Halt sie im großen Gang auf Touren, mach den Gashebel zu und dann AUFREIßEN.

Automatisch greifst du fester zu, weil du glaubst nach hinten zu fallen und wenn ich mir es recht überlege: nach der Sitzposition zu urteilen, würde es auch passieren - egal, auf jeden Fall findest du dich auf dem Hinterradkotflügel wieder.

 Natürlich hat man die Gänge zum Schalten, doch bis man beim Umschalten wieder einige Touren verliert, war es doch einfacher mit 30-35 Meilen im Zweiten herumzuzockeln und die Zündung 1/3 zurückzunehmen.

Zu jeder erhöhten Geschwindigkeit lief die Maschine wirklich weich und die Motorabstimmung kann insgesamt nicht anders  als sehr gut bezeichnet werden.

Es mag einen Drehzahlbereich mit Vibrationen geben, ich konnte ihn aber nicht entdecken.

Die AJS ist ein kleines teures Spielzeug.
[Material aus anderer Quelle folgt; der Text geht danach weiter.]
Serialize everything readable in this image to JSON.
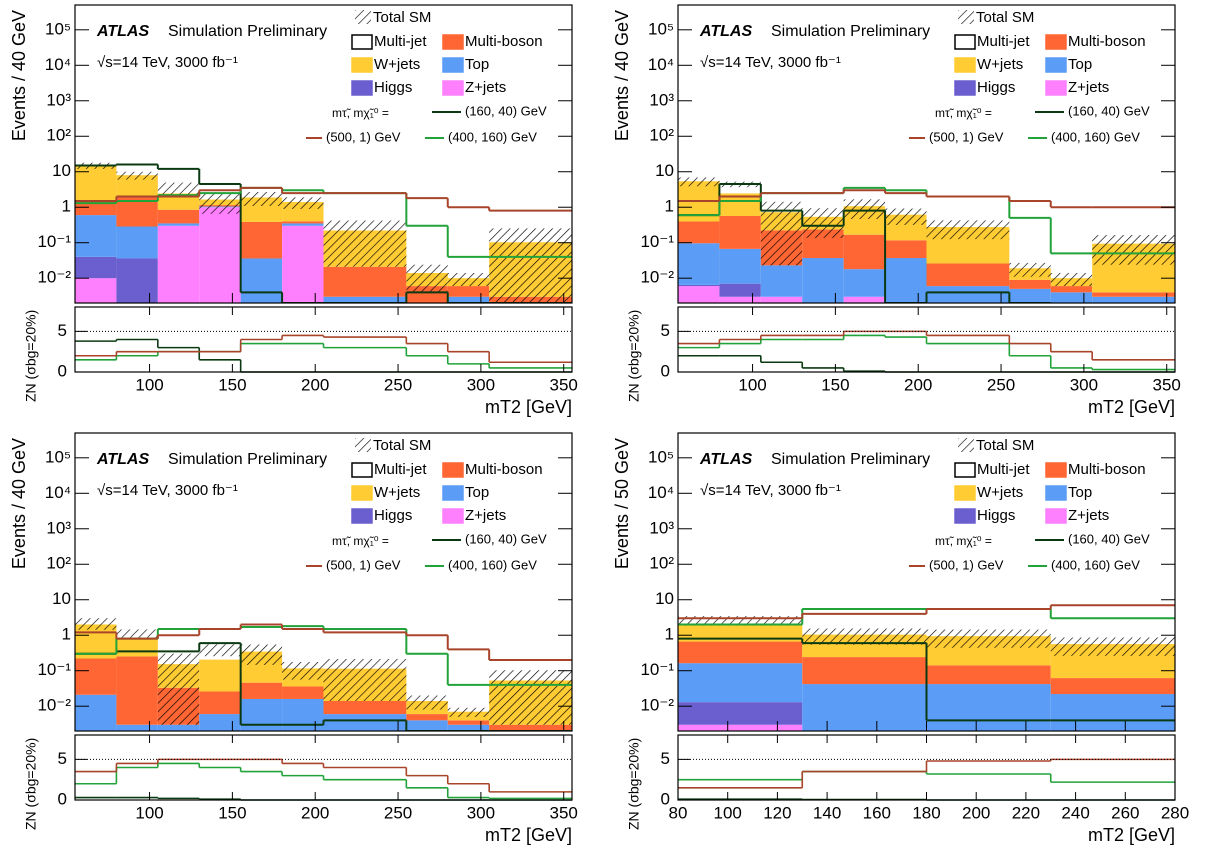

Welchen Aufwand an Zeit und Geld zu erbringen ist, um sie wettbewerbsfähig zu machen ist, kann ich nicht sagen, aber sie ist es wert, in allen Punkten ...

 In einer Nonstopfahrt von 48 Meilen lief Sprit im Wert von 11 Schilling und 10 Pence (umgerechnet auf metrisches Geld ca. € 0,66 --those were the days ) durch den Vergaser.

Zwei ganze Gallonen von R.D.I. - 3 Pence pro Meile für Saft allein. Das ist das ETWAS , was Du für  das wunderbare Gefühl der unbegrenzten Kraft bezahlen musst. 

Ein sehr leerer Benzintank

In einer Nonstopfahrt von 48 Meilen lief Sprit im Wert von 11 Schilling und 10 Pence (umgerechnet auf metrisches Geld ca. € 0,66 --those were the days ) durch den Vergaser.

Zwei ganze Gallonen von R.D.I. - 3 Pence pro Meile für den Treibstoff allein. Das ist das ETWAS , was Du für  das wunderbare Gefühl der unbegrenzten Kraft bezahlen musst.

Ich hatte das Glücksgefühl,  der Tank das Nachsehen,  es war kein einziger Tropfen mehr im Tank  zu sehen, als wir nach Risborough Station zurück kamen.

Beide Schwimmerkammern waren jedoch voll, so dass ich die AJS ohne Nachtanken zurück nach Wolverhampton bringen konnte.

Demütig wickelte ich die AJS in ihren Reisemantel.

Wenn ich diesen Artikel überfliege, fällt mir erst auf, dass es eine einzige Anbetung ist. Ich hätte nichts anderes schreiben können nach diesen paar Stunden im Paradies der  sportlichen Motorräder.